Shroud for a Nightingale by P.D. James

Shroud for a Nightingale is the fourth book in P.D. James’ mystery series featuring Adam Dalgliesh, a Scotland Yard detective and published poet.  P.D. James, who died last year at 94, was one of the greatest mystery authors of all time.  She offers psychological insight into her characters, who have more depth than those of some of her predecessors.  Some readers might find her style, which includes much description of characters and settings, slow-paced, and I admit it took me a long time to learn to appreciate her.  But once you do, her books are hard to put down.  Although Shroud for a Nightingale is not the first book in the series, it is fine to start with it.  It takes place in a nursing school located in Nightingale House, a spooky Victorian mansion, in the late 1960s or early 1970s.  Two student nurses are murdered.  The first victim, Nurse Pearce, dies while playing the patient during a demonstration of intra-gastric feeding.  The second victim, Nurse Fallon, dies in her bed after her nighttime whisky drink is poisoned.  At first, people think the first death might have been a practical joke gone wrong and the second death might have been a suicide, or that Pearce was killed in Fallon’s place, since Fallon was supposed to have played the patient that day.  But Dalgliesh is convinced both deaths were murders, and he is determined to find who was responsible.  His investigation uncovers many secrets in the lives of the students and the senior nurses, who are called “Sisters”.  It turns out that practically everyone in Nightingale House had a motive, and the mystery kept me guessing until the end.
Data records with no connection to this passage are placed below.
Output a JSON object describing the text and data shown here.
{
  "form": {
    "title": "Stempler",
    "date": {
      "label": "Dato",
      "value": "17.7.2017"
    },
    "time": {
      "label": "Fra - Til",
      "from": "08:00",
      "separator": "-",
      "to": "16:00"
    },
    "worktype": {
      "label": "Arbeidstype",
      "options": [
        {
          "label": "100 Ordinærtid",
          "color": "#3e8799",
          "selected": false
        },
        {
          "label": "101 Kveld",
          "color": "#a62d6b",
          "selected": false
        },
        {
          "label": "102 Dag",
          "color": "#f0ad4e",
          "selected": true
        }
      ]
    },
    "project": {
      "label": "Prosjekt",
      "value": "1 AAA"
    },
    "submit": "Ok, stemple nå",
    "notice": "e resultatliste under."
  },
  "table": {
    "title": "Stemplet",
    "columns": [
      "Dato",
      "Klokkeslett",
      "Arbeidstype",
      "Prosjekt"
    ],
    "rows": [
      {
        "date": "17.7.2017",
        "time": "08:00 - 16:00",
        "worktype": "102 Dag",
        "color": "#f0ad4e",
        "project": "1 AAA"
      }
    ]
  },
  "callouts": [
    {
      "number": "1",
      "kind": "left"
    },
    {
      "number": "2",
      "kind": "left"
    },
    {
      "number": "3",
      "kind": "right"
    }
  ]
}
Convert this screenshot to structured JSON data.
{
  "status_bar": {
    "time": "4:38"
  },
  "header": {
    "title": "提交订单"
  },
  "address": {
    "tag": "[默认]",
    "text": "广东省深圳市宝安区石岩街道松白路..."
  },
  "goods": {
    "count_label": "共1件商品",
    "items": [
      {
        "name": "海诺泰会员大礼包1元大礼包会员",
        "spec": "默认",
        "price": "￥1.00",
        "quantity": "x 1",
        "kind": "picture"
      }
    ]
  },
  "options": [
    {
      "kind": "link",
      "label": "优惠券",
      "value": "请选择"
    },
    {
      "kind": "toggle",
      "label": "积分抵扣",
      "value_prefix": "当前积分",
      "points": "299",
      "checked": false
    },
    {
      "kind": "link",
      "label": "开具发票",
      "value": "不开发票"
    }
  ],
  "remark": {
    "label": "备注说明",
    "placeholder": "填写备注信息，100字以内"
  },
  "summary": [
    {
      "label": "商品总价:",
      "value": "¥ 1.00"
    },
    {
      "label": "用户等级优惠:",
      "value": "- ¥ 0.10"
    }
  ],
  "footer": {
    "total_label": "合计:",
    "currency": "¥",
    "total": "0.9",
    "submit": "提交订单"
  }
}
Although it was written in 1971, Shroud for a Nightingale does not seem especially dated to me, except for the lack of computers and cell phones, and the attitude that a woman was expected to give up her career when she got married.  Some reviewers have said the medical procedures described in the book are out of date, which is probably true.  But P.D. James had great insight into human nature, and that has not changed.

Shroud for a Nightingale is available from the Hatcher Graduate Library.